Артиллеристы гранатами же, ручником и станкачом удержали позицию вокруг бесполезной на прямой наводке гаубицы. Недобитых соседей принимали дважды. В последней свалке дрались уже шомполами, пустыми ящиками и камнями.
Если бы не пара огневых налётов истребительного звена и долгий круг на бреющем с обстрелом земли бортстрелками, смяли бы и последнее орудие.
— Командирам башен — официальную благодарность, всем расчётам поощрение из капитанского наградного фонда, — решил Такэда. — С полусотней будем работать. Джинни, что со здоровьем лётного состава?
— Девятнадцать раненых и обожжённых, четверо тяжёлых стабильных, одна тяжёлая критическая. Бортстрелок Юлиана Семецкая умерла от ран и ожогов не приходя в сознание в шестнадцать тридцать семь. Подобранные с воды экипажи в целом к несению службы пригодны. Считавшиеся утерянными в бою ноль два первый и ноль два третий красный все четверо лежат в бинтах у армейских коновалов под навесиком где-то на Ити-Тараи и пребывают в полной уверенности что их там вылечат. Или хотя бы не дадут помереть.
— Оптимистки, — согласился Такэда. — Страшная же дыра, четвёртая категория армейского снабжения. К сожалению, их борты нелётнопригодны, да и на месте бортстрелка гонять их лично я разрешу только под угрозой гибели.
— До сих пор не понимаю, как они там сели, — вполголоса сказала Хунта. — Мы с мужем там были на третий год свадьбы, пролётом, наша «мокрая курица» — и та чуть за полосу не выехала. Днём! С работой всех служб и трезвым пилотом!
— Ну, это как раз просто, — усмехнулся Такэда.
— Просто? — не поверила Хунта.
— Когда девочки протрезве... — Такэда вовремя вспомнил, что он больше не лётчик и торопливо исправился. — Гм. Когда экипажи пришли в себя, им показали всё ещё перекрытую наглухо полосу. Мягкой посадке они целиком обязаны усталости, которая просто не дала им слишком много думать и ровному сильному боковому ветру, который сам проносил самолёты между препятствиями. Ну и... доктор, вы же сами должны это знать.

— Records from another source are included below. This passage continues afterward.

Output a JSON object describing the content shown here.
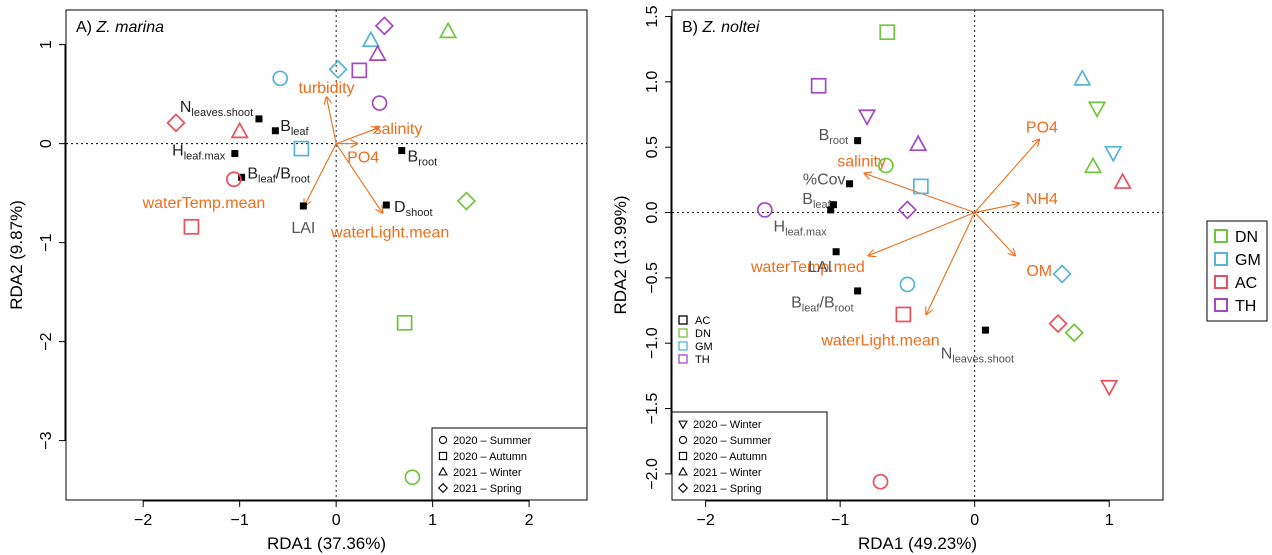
{
  "colors": {
    "AC": "#e8505b",
    "DN": "#72c43a",
    "GM": "#56b4d8",
    "TH": "#a347c2",
    "arrow": "#ee6d1a",
    "point": "#000000",
    "label_dark": "#222222",
    "label_gray": "#555555"
  },
  "chart_data": [
    {
      "type": "scatter",
      "title_prefix": "A)",
      "title_species": "Z. marina",
      "xlabel": "RDA1 (37.36%)",
      "ylabel": "RDA2 (9.87%)",
      "xlim": [
        -2.8,
        2.6
      ],
      "ylim": [
        -3.6,
        1.35
      ],
      "xticks": [
        -2,
        -1,
        0,
        1,
        2
      ],
      "yticks": [
        -3,
        -2,
        -1,
        0,
        1
      ],
      "shape_legend": [
        "2020 – Summer",
        "2020 – Autumn",
        "2021 – Winter",
        "2021 – Spring"
      ],
      "shape_legend_shapes": [
        "circle",
        "square",
        "triangle",
        "diamond"
      ],
      "shape_legend_position": "bottom-right",
      "samples": [
        {
          "x": -0.58,
          "y": 0.66,
          "site": "GM",
          "shape": "circle"
        },
        {
          "x": 0.02,
          "y": 0.75,
          "site": "GM",
          "shape": "diamond"
        },
        {
          "x": 0.24,
          "y": 0.74,
          "site": "TH",
          "shape": "square"
        },
        {
          "x": 0.36,
          "y": 1.04,
          "site": "GM",
          "shape": "triangle"
        },
        {
          "x": 0.43,
          "y": 0.9,
          "site": "TH",
          "shape": "triangle"
        },
        {
          "x": 0.5,
          "y": 1.19,
          "site": "TH",
          "shape": "diamond"
        },
        {
          "x": 1.16,
          "y": 1.13,
          "site": "DN",
          "shape": "triangle"
        },
        {
          "x": 0.45,
          "y": 0.41,
          "site": "TH",
          "shape": "circle"
        },
        {
          "x": -1.66,
          "y": 0.21,
          "site": "AC",
          "shape": "diamond"
        },
        {
          "x": -1.0,
          "y": 0.12,
          "site": "AC",
          "shape": "triangle"
        },
        {
          "x": -0.36,
          "y": -0.05,
          "site": "GM",
          "shape": "square"
        },
        {
          "x": -1.06,
          "y": -0.36,
          "site": "AC",
          "shape": "circle"
        },
        {
          "x": -1.5,
          "y": -0.84,
          "site": "AC",
          "shape": "square"
        },
        {
          "x": 1.35,
          "y": -0.58,
          "site": "DN",
          "shape": "diamond"
        },
        {
          "x": 0.71,
          "y": -1.81,
          "site": "DN",
          "shape": "square"
        },
        {
          "x": 0.79,
          "y": -3.37,
          "site": "DN",
          "shape": "circle"
        }
      ],
      "arrows": [
        {
          "label": "turbidity",
          "x": -0.1,
          "y": 0.47,
          "lx": -0.1,
          "ly": 0.57
        },
        {
          "label": "salinity",
          "x": 0.44,
          "y": 0.16,
          "lx": 0.64,
          "ly": 0.16
        },
        {
          "label": "PO4",
          "x": 0.22,
          "y": 0.0,
          "lx": 0.28,
          "ly": -0.13
        },
        {
          "label": "waterTemp.mean",
          "x": -0.33,
          "y": -0.63,
          "lx": -1.37,
          "ly": -0.59
        },
        {
          "label": "waterLight.mean",
          "x": 0.48,
          "y": -0.7,
          "lx": 0.56,
          "ly": -0.89
        }
      ],
      "responses": [
        {
          "label": "N",
          "sub": "leaves.shoot",
          "x": -0.8,
          "y": 0.25,
          "lx": -1.62,
          "ly": 0.38,
          "anchor": "start",
          "color": "dark"
        },
        {
          "label": "B",
          "sub": "leaf",
          "x": -0.63,
          "y": 0.13,
          "lx": -0.58,
          "ly": 0.19,
          "anchor": "start",
          "color": "dark"
        },
        {
          "label": "H",
          "sub": "leaf.max",
          "x": -1.05,
          "y": -0.1,
          "lx": -1.7,
          "ly": -0.06,
          "anchor": "start",
          "color": "dark"
        },
        {
          "label": "B",
          "sub": "root",
          "x": 0.68,
          "y": -0.07,
          "lx": 0.74,
          "ly": -0.12,
          "anchor": "start",
          "color": "dark"
        },
        {
          "label": "B",
          "sub": "leaf",
          "label2": "/B",
          "sub2": "root",
          "x": -0.98,
          "y": -0.34,
          "lx": -0.92,
          "ly": -0.29,
          "anchor": "start",
          "color": "dark"
        },
        {
          "label": "LAI",
          "sub": "",
          "x": -0.34,
          "y": -0.63,
          "lx": -0.34,
          "ly": -0.84,
          "anchor": "middle",
          "color": "gray"
        },
        {
          "label": "D",
          "sub": "shoot",
          "x": 0.52,
          "y": -0.62,
          "lx": 0.6,
          "ly": -0.63,
          "anchor": "start",
          "color": "dark"
        }
      ]
    },
    {
      "type": "scatter",
      "title_prefix": "B)",
      "title_species": "Z. noltei",
      "xlabel": "RDA1 (49.23%)",
      "ylabel": "RDA2 (13.99%)",
      "xlim": [
        -2.25,
        1.4
      ],
      "ylim": [
        -2.2,
        1.55
      ],
      "xticks": [
        -2,
        -1,
        0,
        1
      ],
      "yticks": [
        -2.0,
        -1.5,
        -1.0,
        -0.5,
        0.0,
        0.5,
        1.0,
        1.5
      ],
      "site_legend_inner": [
        "AC",
        "DN",
        "GM",
        "TH"
      ],
      "shape_legend": [
        "2020 – Winter",
        "2020 – Summer",
        "2020 – Autumn",
        "2021 – Winter",
        "2021 – Spring"
      ],
      "shape_legend_shapes": [
        "triangle-down",
        "circle",
        "square",
        "triangle",
        "diamond"
      ],
      "shape_legend_position": "bottom-left",
      "samples": [
        {
          "x": -0.65,
          "y": 1.38,
          "site": "DN",
          "shape": "square"
        },
        {
          "x": -1.16,
          "y": 0.97,
          "site": "TH",
          "shape": "square"
        },
        {
          "x": 0.8,
          "y": 1.02,
          "site": "GM",
          "shape": "triangle"
        },
        {
          "x": 0.91,
          "y": 0.8,
          "site": "DN",
          "shape": "triangle-down"
        },
        {
          "x": -0.8,
          "y": 0.74,
          "site": "TH",
          "shape": "triangle-down"
        },
        {
          "x": -0.42,
          "y": 0.52,
          "site": "TH",
          "shape": "triangle"
        },
        {
          "x": 1.03,
          "y": 0.46,
          "site": "GM",
          "shape": "triangle-down"
        },
        {
          "x": -0.66,
          "y": 0.36,
          "site": "DN",
          "shape": "circle"
        },
        {
          "x": 0.88,
          "y": 0.35,
          "site": "DN",
          "shape": "triangle"
        },
        {
          "x": 1.1,
          "y": 0.23,
          "site": "AC",
          "shape": "triangle"
        },
        {
          "x": -0.4,
          "y": 0.2,
          "site": "GM",
          "shape": "square"
        },
        {
          "x": -1.56,
          "y": 0.02,
          "site": "TH",
          "shape": "circle"
        },
        {
          "x": -0.5,
          "y": 0.02,
          "site": "TH",
          "shape": "diamond"
        },
        {
          "x": 0.65,
          "y": -0.47,
          "site": "GM",
          "shape": "diamond"
        },
        {
          "x": -0.5,
          "y": -0.55,
          "site": "GM",
          "shape": "circle"
        },
        {
          "x": -0.53,
          "y": -0.78,
          "site": "AC",
          "shape": "square"
        },
        {
          "x": 0.62,
          "y": -0.85,
          "site": "AC",
          "shape": "diamond"
        },
        {
          "x": 0.74,
          "y": -0.92,
          "site": "DN",
          "shape": "diamond"
        },
        {
          "x": 1.0,
          "y": -1.33,
          "site": "AC",
          "shape": "triangle-down"
        },
        {
          "x": -0.7,
          "y": -2.06,
          "site": "AC",
          "shape": "circle"
        }
      ],
      "arrows": [
        {
          "label": "PO4",
          "x": 0.48,
          "y": 0.56,
          "lx": 0.5,
          "ly": 0.66
        },
        {
          "label": "salinity",
          "x": -0.82,
          "y": 0.3,
          "lx": -0.84,
          "ly": 0.4
        },
        {
          "label": "NH4",
          "x": 0.33,
          "y": 0.07,
          "lx": 0.5,
          "ly": 0.11
        },
        {
          "label": "waterTemp.med",
          "x": -0.79,
          "y": -0.33,
          "lx": -1.24,
          "ly": -0.41
        },
        {
          "label": "OM",
          "x": 0.3,
          "y": -0.33,
          "lx": 0.48,
          "ly": -0.44
        },
        {
          "label": "waterLight.mean",
          "x": -0.36,
          "y": -0.78,
          "lx": -0.7,
          "ly": -0.97
        }
      ],
      "responses": [
        {
          "label": "B",
          "sub": "root",
          "x": -0.87,
          "y": 0.55,
          "lx": -0.94,
          "ly": 0.6,
          "anchor": "end",
          "color": "gray"
        },
        {
          "label": "%Cov",
          "sub": "",
          "x": -0.93,
          "y": 0.22,
          "lx": -0.96,
          "ly": 0.26,
          "anchor": "end",
          "color": "gray"
        },
        {
          "label": "B",
          "sub": "leaf",
          "x": -1.05,
          "y": 0.06,
          "lx": -1.07,
          "ly": 0.11,
          "anchor": "end",
          "color": "gray"
        },
        {
          "label": "H",
          "sub": "leaf.max",
          "x": -1.07,
          "y": 0.02,
          "lx": -1.1,
          "ly": -0.1,
          "anchor": "end",
          "color": "gray"
        },
        {
          "label": "LAI",
          "sub": "",
          "x": -1.03,
          "y": -0.3,
          "lx": -1.06,
          "ly": -0.41,
          "anchor": "end",
          "color": "gray"
        },
        {
          "label": "B",
          "sub": "leaf",
          "label2": "/B",
          "sub2": "root",
          "x": -0.87,
          "y": -0.6,
          "lx": -0.9,
          "ly": -0.68,
          "anchor": "end",
          "color": "gray"
        },
        {
          "label": "N",
          "sub": "leaves.shoot",
          "x": 0.08,
          "y": -0.9,
          "lx": 0.02,
          "ly": -1.07,
          "anchor": "middle",
          "color": "gray"
        }
      ]
    }
  ],
  "site_legend": [
    "DN",
    "GM",
    "AC",
    "TH"
  ]
}
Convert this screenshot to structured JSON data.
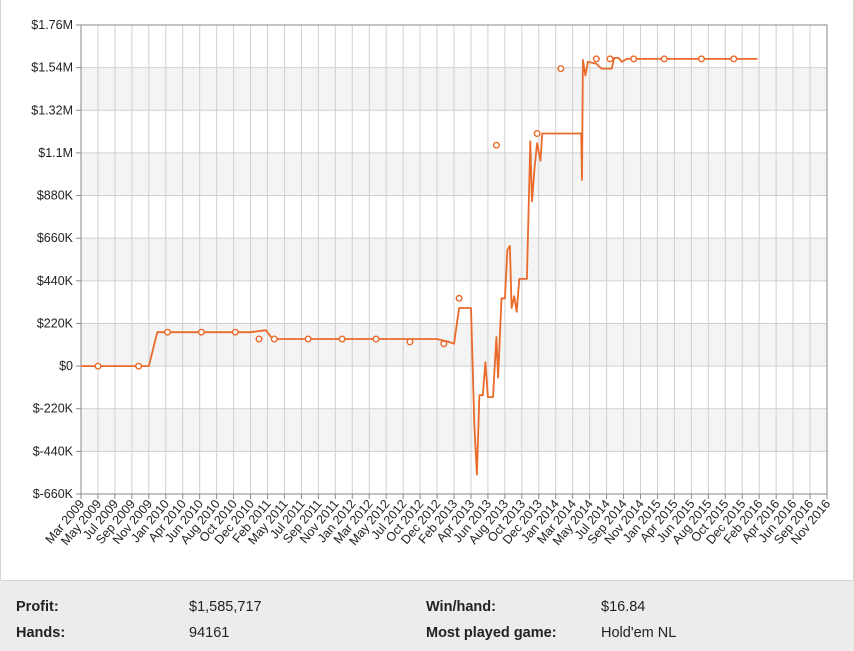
{
  "chart_data": {
    "type": "line",
    "ylim": [
      -660000,
      1760000
    ],
    "y_ticks": [
      "$1.76M",
      "$1.54M",
      "$1.32M",
      "$1.1M",
      "$880K",
      "$660K",
      "$440K",
      "$220K",
      "$0",
      "$-220K",
      "$-440K",
      "$-660K"
    ],
    "y_tick_values": [
      1760000,
      1540000,
      1320000,
      1100000,
      880000,
      660000,
      440000,
      220000,
      0,
      -220000,
      -440000,
      -660000
    ],
    "x_ticks": [
      "Mar 2009",
      "May 2009",
      "Jul 2009",
      "Sep 2009",
      "Nov 2009",
      "Jan 2010",
      "Apr 2010",
      "Jun 2010",
      "Aug 2010",
      "Oct 2010",
      "Dec 2010",
      "Feb 2011",
      "May 2011",
      "Jul 2011",
      "Sep 2011",
      "Nov 2011",
      "Jan 2012",
      "Mar 2012",
      "May 2012",
      "Jul 2012",
      "Oct 2012",
      "Dec 2012",
      "Feb 2013",
      "Apr 2013",
      "Jun 2013",
      "Aug 2013",
      "Oct 2013",
      "Dec 2013",
      "Jan 2014",
      "Mar 2014",
      "May 2014",
      "Jul 2014",
      "Sep 2014",
      "Nov 2014",
      "Jan 2015",
      "Apr 2015",
      "Jun 2015",
      "Aug 2015",
      "Oct 2015",
      "Dec 2015",
      "Feb 2016",
      "Apr 2016",
      "Jun 2016",
      "Sep 2016",
      "Nov 2016"
    ],
    "grid": true,
    "line_color": "#ea6a2a",
    "series": [
      {
        "points": [
          [
            0,
            0
          ],
          [
            1,
            0
          ],
          [
            2,
            0
          ],
          [
            3,
            0
          ],
          [
            4,
            0
          ],
          [
            4.5,
            175000
          ],
          [
            5,
            175000
          ],
          [
            6,
            175000
          ],
          [
            7,
            175000
          ],
          [
            8,
            175000
          ],
          [
            9,
            175000
          ],
          [
            10,
            175000
          ],
          [
            10.9,
            185000
          ],
          [
            11.3,
            140000
          ],
          [
            12,
            140000
          ],
          [
            13,
            140000
          ],
          [
            14,
            140000
          ],
          [
            15,
            140000
          ],
          [
            16,
            140000
          ],
          [
            17,
            140000
          ],
          [
            18,
            140000
          ],
          [
            19,
            140000
          ],
          [
            20,
            140000
          ],
          [
            21,
            140000
          ],
          [
            21.7,
            125000
          ],
          [
            22,
            115000
          ],
          [
            22.3,
            300000
          ],
          [
            23,
            300000
          ],
          [
            23.2,
            -300000
          ],
          [
            23.35,
            -560000
          ],
          [
            23.5,
            -150000
          ],
          [
            23.7,
            -150000
          ],
          [
            23.85,
            20000
          ],
          [
            24,
            -160000
          ],
          [
            24.3,
            -160000
          ],
          [
            24.5,
            150000
          ],
          [
            24.6,
            -60000
          ],
          [
            24.8,
            350000
          ],
          [
            25,
            350000
          ],
          [
            25.15,
            600000
          ],
          [
            25.3,
            620000
          ],
          [
            25.4,
            300000
          ],
          [
            25.55,
            360000
          ],
          [
            25.7,
            280000
          ],
          [
            25.85,
            450000
          ],
          [
            26.3,
            450000
          ],
          [
            26.5,
            1160000
          ],
          [
            26.6,
            850000
          ],
          [
            26.75,
            1020000
          ],
          [
            26.9,
            1150000
          ],
          [
            27.1,
            1060000
          ],
          [
            27.2,
            1200000
          ],
          [
            28.5,
            1200000
          ],
          [
            29.5,
            1200000
          ],
          [
            29.55,
            960000
          ],
          [
            29.6,
            1580000
          ],
          [
            29.75,
            1500000
          ],
          [
            29.9,
            1570000
          ],
          [
            30.4,
            1560000
          ],
          [
            30.7,
            1535000
          ],
          [
            31.3,
            1535000
          ],
          [
            31.45,
            1590000
          ],
          [
            31.7,
            1590000
          ],
          [
            31.9,
            1570000
          ],
          [
            32.2,
            1585000
          ],
          [
            33,
            1585000
          ],
          [
            34,
            1585000
          ],
          [
            35,
            1585000
          ],
          [
            36,
            1585000
          ],
          [
            37,
            1585000
          ],
          [
            38,
            1585000
          ],
          [
            39,
            1585000
          ],
          [
            39.9,
            1585000
          ]
        ],
        "markers": [
          [
            1,
            0
          ],
          [
            2,
            0
          ],
          [
            5,
            175000
          ],
          [
            6,
            175000
          ],
          [
            7,
            175000
          ],
          [
            8,
            140000
          ],
          [
            9,
            140000
          ],
          [
            10,
            140000
          ],
          [
            11,
            140000
          ],
          [
            12,
            140000
          ],
          [
            13,
            125000
          ],
          [
            14,
            115000
          ],
          [
            15,
            350000
          ],
          [
            16,
            1140000
          ],
          [
            17,
            1200000
          ],
          [
            18,
            1535000
          ],
          [
            19,
            1585000
          ],
          [
            20,
            1585000
          ],
          [
            21,
            1585000
          ],
          [
            22,
            1585000
          ],
          [
            23,
            1585000
          ],
          [
            24,
            1585000
          ]
        ]
      }
    ]
  },
  "stats": {
    "profit_label": "Profit:",
    "profit_value": "$1,585,717",
    "hands_label": "Hands:",
    "hands_value": "94161",
    "winhand_label": "Win/hand:",
    "winhand_value": "$16.84",
    "game_label": "Most played game:",
    "game_value": "Hold'em NL"
  }
}
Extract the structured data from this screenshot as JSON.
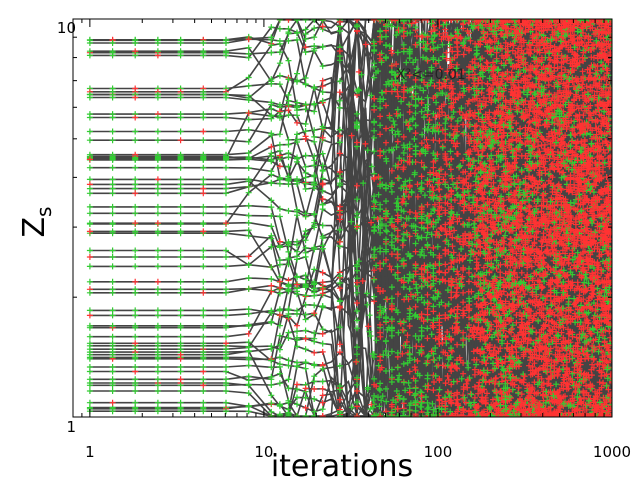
{
  "chart_data": {
    "type": "line",
    "title": "",
    "xlabel": "iterations",
    "ylabel": "Z",
    "ylabel_subscript": "s",
    "x_scale": "log",
    "y_scale": "log",
    "xlim": [
      0.8,
      1000
    ],
    "ylim": [
      1,
      10
    ],
    "x_ticks": [
      1,
      10,
      100,
      1000
    ],
    "x_tick_labels": [
      "1",
      "10",
      "100",
      "1000"
    ],
    "y_ticks": [
      1,
      10
    ],
    "y_tick_labels": [
      "1",
      "10"
    ],
    "annotation": "X²<=0.01",
    "colors": {
      "line": "#444444",
      "marker_accepted": "#33cc33",
      "marker_rejected": "#ff3333"
    },
    "marker": "+",
    "series_count": 60,
    "grid": false,
    "legend": "none"
  }
}
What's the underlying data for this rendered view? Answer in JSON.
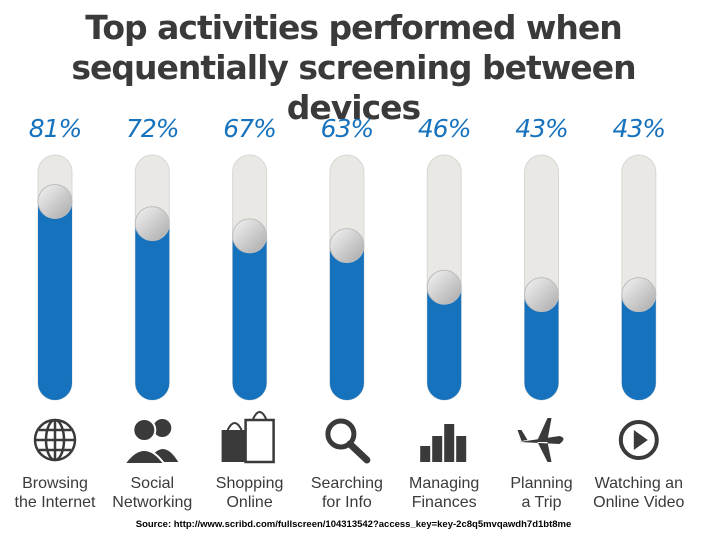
{
  "title_lines": [
    "Top activities performed when",
    "sequentially screening between devices"
  ],
  "source": "Source: http://www.scribd.com/fullscreen/104313542?access_key=key-2c8q5mvqawdh7d1bt8me",
  "colors": {
    "fill": "#1672bd",
    "track": "#e9e8e5",
    "knob": "#d4d4d4",
    "text": "#3a3a3a"
  },
  "chart_data": {
    "type": "bar",
    "orientation": "vertical",
    "ylim": [
      0,
      100
    ],
    "unit": "%",
    "categories": [
      "Browsing the Internet",
      "Social Networking",
      "Shopping Online",
      "Searching for Info",
      "Managing Finances",
      "Planning a Trip",
      "Watching an Online Video"
    ],
    "label_lines": [
      [
        "Browsing",
        "the Internet"
      ],
      [
        "Social",
        "Networking"
      ],
      [
        "Shopping",
        "Online"
      ],
      [
        "Searching",
        "for Info"
      ],
      [
        "Managing",
        "Finances"
      ],
      [
        "Planning",
        "a Trip"
      ],
      [
        "Watching an",
        "Online Video"
      ]
    ],
    "values": [
      81,
      72,
      67,
      63,
      46,
      43,
      43
    ],
    "value_labels": [
      "81%",
      "72%",
      "67%",
      "63%",
      "46%",
      "43%",
      "43%"
    ],
    "icons": [
      "globe-icon",
      "people-icon",
      "shopping-bag-icon",
      "magnifier-icon",
      "bar-chart-icon",
      "airplane-icon",
      "play-icon"
    ]
  }
}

— И сдаюсь! — нетерпеливо отрезала Хунта. — Айвен, я косметический хирург, а не боевой пилот.
— В сумерках и с кровопотерей они просто уже толком не понимали, куда на самом деле садятся, — вздохнул Такэда. — Только и видишь, что круг такой серый над капотом, как тоннель, по краям что-то несущественное, и препятствия выныривают. Одно за другим, одно за другим. Ты и не соображаешь обычно в этот момент ничего.
На мостике повисла тишина.
— Совещание окончено, все свободны, — объявил Такэда. — Спасибо, вы и ваши боевые части отлично поработали. Если вдруг окажусь кому-то нужен, я на ангарной палубе.
За первые сутки боя Такэда совершил невозможное. Обе воздушных группы нанесли удары по Маракеи и даже сумели добиться каких-то попаданий в значимые цели. После этого всё побитое безжалостно отправилось на аварийные посадки на любых клочках земли, куда им хватало флотского запаса горючки в баках. Остатки получилось два раза по очереди посадить на палубу, дозаправить, обвесить и поднять в бой снова.
В промежутки, согласно требованиям армейского командира линкора, кое-как запихнули четыре артиллерийских налёта по острову и непосредственную воздушную поддержку наземных войск. Не особо эффективную, но, с учётом всего произошедшего, куда лучше, чем никакую.
К моменту окончания активной фазы боёв ВАС-61 «Кайзер бэй» всё ещё имел полностью комплектную по самолётам ударную полусотню. Хоть и сводную, зато при некотором избытке экипажей.
Даже сейчас на ангарной палубе торопливо латали пригодные к мелкому ремонту самолёты. И возле одного из них прямо на глазах разгорался скандал.